Cuba finished second in the 16-nation competition and the runner-up was
entitled to 7 percent of the tournament's profits. But under the 1962
U.S. trade embargo, Havana had to forfeit its cut to get U.S. approval
to play.
Castro, welcoming Cuba's players home as champions despite their 10-6
loss to Japan in Monday's final in San Diego, said on Tuesday the Cuban
prize money would be donated to victims of Hurricane Katrina.
The Bush administration, however, is not prepared to allow such altruism
by the Cuban leader.
A Major League Baseball official said the deal that allowed Cuba to play
in the tournament, which was reached in February with the U.S. State
Department and agreed to by Cuba, made it "crystal clear" that Havana
would not receive any share of the profits, even for charity.

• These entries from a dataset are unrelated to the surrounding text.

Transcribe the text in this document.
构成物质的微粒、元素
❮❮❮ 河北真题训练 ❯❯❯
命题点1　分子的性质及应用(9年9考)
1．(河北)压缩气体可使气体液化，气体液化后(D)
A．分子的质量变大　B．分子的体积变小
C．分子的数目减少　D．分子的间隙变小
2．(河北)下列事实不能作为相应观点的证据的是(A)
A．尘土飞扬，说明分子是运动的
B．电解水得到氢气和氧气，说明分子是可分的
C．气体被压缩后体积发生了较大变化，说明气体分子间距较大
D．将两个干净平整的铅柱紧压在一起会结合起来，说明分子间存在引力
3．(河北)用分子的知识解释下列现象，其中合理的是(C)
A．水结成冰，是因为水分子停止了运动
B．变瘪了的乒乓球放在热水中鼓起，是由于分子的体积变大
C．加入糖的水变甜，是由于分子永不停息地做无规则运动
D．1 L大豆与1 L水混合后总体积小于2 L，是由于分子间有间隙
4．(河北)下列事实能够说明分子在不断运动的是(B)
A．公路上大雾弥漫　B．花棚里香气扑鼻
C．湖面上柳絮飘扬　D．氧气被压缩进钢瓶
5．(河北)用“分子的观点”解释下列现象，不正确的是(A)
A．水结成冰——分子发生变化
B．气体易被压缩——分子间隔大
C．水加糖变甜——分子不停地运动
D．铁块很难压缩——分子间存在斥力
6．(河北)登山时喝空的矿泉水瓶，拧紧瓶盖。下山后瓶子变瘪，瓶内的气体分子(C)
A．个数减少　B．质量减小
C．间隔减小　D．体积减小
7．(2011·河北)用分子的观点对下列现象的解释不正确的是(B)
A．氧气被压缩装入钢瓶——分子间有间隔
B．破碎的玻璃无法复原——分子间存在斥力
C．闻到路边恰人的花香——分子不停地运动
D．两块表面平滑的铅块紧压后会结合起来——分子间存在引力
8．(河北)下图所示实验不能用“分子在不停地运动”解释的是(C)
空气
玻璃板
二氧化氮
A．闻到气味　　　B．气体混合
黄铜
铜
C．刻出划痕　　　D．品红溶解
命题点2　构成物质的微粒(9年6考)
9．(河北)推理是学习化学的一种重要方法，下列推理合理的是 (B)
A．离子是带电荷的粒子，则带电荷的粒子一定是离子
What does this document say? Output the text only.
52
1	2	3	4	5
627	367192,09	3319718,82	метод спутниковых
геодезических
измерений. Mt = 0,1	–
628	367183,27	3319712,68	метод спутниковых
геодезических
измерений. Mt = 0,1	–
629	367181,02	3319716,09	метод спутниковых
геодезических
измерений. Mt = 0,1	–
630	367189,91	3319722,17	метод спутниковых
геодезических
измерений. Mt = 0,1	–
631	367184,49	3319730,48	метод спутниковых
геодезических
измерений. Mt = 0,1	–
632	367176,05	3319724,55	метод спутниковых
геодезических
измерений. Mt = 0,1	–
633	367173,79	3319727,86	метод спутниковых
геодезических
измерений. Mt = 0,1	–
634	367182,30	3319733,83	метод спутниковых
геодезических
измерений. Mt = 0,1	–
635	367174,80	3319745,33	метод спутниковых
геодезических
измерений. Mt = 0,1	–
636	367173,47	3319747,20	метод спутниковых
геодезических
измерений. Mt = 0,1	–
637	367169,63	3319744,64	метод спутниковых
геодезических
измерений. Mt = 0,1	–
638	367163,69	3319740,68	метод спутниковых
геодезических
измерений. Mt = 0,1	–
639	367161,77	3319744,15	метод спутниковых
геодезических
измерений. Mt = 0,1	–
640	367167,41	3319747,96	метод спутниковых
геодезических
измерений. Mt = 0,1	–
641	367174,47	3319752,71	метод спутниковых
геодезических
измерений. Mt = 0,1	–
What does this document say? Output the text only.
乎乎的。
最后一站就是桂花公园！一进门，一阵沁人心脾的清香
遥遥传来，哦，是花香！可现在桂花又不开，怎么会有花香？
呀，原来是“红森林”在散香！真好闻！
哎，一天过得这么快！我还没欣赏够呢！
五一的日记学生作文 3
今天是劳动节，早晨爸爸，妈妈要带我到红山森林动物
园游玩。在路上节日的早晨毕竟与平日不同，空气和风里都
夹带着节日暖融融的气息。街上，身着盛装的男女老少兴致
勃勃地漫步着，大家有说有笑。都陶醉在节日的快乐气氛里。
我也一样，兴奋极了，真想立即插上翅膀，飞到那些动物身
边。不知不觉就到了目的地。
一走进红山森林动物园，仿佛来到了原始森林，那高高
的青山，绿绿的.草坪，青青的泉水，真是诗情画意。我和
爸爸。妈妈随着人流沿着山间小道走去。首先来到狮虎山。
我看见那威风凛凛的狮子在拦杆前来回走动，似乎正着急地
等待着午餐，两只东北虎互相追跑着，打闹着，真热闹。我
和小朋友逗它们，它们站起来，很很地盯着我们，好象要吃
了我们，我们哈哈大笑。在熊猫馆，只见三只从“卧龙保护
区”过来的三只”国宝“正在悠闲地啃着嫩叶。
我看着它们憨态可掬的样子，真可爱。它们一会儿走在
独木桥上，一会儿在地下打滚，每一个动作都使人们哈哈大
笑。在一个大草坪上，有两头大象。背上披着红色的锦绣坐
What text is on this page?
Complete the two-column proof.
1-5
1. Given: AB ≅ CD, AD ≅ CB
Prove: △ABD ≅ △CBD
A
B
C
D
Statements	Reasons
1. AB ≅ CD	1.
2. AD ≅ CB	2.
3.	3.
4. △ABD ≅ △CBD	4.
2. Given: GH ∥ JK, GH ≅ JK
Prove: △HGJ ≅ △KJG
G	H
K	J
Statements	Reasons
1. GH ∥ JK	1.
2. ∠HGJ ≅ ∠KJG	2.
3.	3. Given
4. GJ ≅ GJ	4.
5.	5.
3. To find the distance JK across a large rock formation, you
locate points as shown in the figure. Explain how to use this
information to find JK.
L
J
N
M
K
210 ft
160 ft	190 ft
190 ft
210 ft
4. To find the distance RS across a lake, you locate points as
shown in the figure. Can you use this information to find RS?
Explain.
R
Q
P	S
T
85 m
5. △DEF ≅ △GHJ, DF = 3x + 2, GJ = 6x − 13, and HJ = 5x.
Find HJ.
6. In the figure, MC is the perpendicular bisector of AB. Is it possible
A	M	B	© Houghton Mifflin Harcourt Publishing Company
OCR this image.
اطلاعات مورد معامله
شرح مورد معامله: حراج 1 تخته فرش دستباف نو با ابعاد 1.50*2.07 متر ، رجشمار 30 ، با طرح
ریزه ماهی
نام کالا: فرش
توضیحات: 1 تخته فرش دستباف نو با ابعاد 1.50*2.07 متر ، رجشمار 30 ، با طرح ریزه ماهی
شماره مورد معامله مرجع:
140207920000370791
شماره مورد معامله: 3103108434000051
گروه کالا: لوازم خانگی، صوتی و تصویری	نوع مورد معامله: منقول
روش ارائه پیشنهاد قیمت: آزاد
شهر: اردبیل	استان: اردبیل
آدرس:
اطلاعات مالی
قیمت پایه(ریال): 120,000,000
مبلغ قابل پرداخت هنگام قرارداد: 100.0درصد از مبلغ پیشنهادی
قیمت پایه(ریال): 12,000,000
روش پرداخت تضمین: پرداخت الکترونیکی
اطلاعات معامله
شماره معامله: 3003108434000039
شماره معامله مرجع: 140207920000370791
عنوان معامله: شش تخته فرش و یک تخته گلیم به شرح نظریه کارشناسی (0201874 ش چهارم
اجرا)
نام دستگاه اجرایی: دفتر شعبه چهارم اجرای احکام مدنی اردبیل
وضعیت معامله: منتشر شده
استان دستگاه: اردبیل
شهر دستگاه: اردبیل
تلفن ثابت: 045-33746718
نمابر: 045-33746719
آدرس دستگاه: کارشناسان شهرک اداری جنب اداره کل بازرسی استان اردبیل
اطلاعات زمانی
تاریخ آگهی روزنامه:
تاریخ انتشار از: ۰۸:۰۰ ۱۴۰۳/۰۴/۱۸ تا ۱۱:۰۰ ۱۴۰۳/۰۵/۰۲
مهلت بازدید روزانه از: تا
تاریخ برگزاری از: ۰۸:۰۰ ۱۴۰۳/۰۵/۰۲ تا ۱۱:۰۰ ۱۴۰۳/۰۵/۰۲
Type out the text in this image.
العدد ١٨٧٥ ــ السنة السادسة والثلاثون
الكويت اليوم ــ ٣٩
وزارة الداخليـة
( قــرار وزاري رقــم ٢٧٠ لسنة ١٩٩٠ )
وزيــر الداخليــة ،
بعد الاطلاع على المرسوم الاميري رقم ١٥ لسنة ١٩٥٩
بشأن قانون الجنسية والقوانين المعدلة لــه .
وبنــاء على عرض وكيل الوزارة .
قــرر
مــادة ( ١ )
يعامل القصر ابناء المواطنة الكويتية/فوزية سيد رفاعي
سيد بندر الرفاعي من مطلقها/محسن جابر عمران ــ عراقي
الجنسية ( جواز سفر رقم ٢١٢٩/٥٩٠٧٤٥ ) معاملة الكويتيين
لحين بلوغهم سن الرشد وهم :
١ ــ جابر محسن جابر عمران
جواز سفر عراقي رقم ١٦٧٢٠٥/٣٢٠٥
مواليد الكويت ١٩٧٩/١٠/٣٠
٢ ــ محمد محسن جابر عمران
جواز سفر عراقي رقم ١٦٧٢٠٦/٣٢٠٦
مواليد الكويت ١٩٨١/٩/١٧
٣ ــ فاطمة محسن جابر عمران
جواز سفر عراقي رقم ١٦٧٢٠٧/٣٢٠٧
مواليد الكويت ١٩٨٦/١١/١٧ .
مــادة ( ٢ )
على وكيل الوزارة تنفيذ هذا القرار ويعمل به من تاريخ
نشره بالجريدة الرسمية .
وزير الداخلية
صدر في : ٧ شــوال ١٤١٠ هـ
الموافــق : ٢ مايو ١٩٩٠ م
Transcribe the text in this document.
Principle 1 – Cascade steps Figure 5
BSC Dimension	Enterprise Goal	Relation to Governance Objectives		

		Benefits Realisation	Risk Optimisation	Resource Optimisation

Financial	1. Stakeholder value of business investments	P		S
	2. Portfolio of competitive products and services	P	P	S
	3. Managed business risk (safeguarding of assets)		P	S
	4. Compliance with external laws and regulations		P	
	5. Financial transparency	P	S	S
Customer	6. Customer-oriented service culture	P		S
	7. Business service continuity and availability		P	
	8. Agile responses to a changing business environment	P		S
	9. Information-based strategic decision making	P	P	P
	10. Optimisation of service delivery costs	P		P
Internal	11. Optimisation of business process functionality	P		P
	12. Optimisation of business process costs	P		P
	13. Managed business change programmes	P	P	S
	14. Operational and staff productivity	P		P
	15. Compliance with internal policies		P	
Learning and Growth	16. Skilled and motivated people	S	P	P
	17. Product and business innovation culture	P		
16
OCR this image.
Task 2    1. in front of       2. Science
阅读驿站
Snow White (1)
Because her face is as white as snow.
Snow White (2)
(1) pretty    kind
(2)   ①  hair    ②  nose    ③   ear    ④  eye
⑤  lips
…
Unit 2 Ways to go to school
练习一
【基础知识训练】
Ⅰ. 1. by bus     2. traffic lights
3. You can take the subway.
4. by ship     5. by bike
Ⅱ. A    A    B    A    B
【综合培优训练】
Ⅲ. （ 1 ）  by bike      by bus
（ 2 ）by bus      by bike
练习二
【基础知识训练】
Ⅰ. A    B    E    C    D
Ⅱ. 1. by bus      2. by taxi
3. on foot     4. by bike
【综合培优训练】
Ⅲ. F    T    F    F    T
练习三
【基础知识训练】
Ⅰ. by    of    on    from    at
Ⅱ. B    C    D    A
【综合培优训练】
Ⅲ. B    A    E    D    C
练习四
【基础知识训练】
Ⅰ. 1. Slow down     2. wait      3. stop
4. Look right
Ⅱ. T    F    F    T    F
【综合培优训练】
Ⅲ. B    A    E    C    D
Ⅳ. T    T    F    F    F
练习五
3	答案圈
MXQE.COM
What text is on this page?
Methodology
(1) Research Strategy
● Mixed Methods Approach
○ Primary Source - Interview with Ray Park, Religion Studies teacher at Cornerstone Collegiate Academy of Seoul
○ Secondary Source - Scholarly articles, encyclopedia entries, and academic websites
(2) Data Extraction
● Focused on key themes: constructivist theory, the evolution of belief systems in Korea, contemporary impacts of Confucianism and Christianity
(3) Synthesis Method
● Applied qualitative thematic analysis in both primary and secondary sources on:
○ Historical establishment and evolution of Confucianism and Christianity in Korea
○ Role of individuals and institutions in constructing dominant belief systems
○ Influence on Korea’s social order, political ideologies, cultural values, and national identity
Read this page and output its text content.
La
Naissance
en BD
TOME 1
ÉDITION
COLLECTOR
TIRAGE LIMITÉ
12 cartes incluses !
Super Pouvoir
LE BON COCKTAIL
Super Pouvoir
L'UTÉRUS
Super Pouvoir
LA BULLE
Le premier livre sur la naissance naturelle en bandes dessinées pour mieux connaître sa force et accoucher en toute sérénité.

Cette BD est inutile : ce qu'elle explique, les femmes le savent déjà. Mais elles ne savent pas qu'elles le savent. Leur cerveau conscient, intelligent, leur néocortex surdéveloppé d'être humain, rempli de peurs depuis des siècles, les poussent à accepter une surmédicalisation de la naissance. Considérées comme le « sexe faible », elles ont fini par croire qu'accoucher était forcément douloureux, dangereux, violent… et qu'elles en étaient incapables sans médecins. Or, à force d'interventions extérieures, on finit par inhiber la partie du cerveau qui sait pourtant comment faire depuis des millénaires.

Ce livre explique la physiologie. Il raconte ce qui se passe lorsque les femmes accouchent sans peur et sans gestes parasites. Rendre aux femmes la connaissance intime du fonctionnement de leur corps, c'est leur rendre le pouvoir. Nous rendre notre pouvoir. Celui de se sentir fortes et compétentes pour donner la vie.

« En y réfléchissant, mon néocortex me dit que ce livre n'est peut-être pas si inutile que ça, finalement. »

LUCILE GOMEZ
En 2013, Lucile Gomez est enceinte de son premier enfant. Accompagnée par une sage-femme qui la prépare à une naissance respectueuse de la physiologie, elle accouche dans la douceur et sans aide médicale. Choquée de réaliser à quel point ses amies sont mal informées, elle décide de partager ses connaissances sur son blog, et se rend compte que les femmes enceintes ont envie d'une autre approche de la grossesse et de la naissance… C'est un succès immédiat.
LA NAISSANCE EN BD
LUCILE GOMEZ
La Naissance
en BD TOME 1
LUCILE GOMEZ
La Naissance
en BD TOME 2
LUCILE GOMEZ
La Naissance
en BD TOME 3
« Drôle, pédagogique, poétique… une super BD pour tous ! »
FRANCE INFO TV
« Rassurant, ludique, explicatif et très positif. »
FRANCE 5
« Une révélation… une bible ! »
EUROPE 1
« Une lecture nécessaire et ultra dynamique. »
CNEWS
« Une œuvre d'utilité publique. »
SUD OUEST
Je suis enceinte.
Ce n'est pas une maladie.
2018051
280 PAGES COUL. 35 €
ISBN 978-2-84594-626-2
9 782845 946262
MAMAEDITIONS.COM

"Cuba doesn't have a cut of the proceeds of the tournament, and there is
nothing for Cuba to donate," MLB spokesman Patrick Courtney said by
telephone from New York.
If there are any unassigned net revenues, the MLB would consider a
donation to an as-yet-undetermined charitable or humanitarian cause, he
said.
Cuba denounced "foul play" in a front-page editorial on Friday in the
ruling Communist Party newspaper Granma.
There may not be any cash left over to distribute to the WBC winners
because the 17-day, 39-game tournament played at seven venues in Asia
and the United States cost so much, an estimated $50 million.